ST2 deletion ameliorates acute gastric injury in mice, as evidenced by reduced macroscopic lesions and more preserved mucosal architecture. This was associated with decreased infiltration of neutrophils, macrophages, dendritic cells, eosinophils, CD8+ T cells, and ILC2s, along with reduced production of pro-inflammatory cytokines (IL-1β, tumor necrosis factor-α, IL-17 and interferon-γ). Moreover, ST2 gene deficiency downregulated nuclear factor kappa B (NF-κB) and NOD-like receptor family, pyrin domain containing 3 (NLRP3) inflammasome signaling pathways in gastric tissue, leading to diminished release of IL-1β, tumor necrosis factor-α and interferon-γ in gastric-infiltrating neutrophils and macrophages. In addition, ST2 deletion limited epithelial cell apoptosis, while recombinant IL-33 administration significantly exacerbated gastric mucosal injury, confirming the pathogenic role of IL-33/ST2 signaling.

CONCLUSION

Our study provides evidence that ST2 gene deficiency alleviates acute gastric injury effectively by suppressing inflammation mainly via repression of NF-κB and NLRP3 inflammasome signaling, and concurrently downregulating epithelial cell death. Obtained data suggest that targeting IL-33/ST2 axis represent a promising therapeutic strategy for acute gastric ulcer disease.

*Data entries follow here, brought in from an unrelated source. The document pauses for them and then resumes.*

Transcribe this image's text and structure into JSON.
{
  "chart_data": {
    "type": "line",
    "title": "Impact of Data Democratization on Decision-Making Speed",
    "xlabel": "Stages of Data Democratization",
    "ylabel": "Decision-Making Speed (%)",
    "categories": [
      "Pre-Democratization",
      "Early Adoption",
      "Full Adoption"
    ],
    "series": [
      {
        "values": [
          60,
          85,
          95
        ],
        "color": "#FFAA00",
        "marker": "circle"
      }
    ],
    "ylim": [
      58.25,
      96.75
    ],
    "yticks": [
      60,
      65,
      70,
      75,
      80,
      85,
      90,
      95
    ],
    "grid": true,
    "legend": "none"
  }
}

Keywords: Interleukin-33/suppression of tumorigenicity 2 axis; Acute gastric injury; Nuclear factor kappa B; NLRP3 inflammasome; Cell death; Peptic ulcer; Interleukin 33; Suppression of tumorigenicity 2 receptor

Core Tip: Our study shows that suppression of tumorigenicity 2 deletion markedly reduces acute gastric mucosal injury by limiting nuclear factor kappa B and NOD-like receptor family, pyrin domain containing 3 inflammatory signaling, and subsequently immune cell infiltration, proinflammatory cytokine secretion, as well as epithelial cell death. These findings provide mechanistic insight into how interleukin-33/suppression of tumorigenicity 2 drives gastric mucosal damage and highlight this pathway as a potential therapeutic target in acute gastric injury.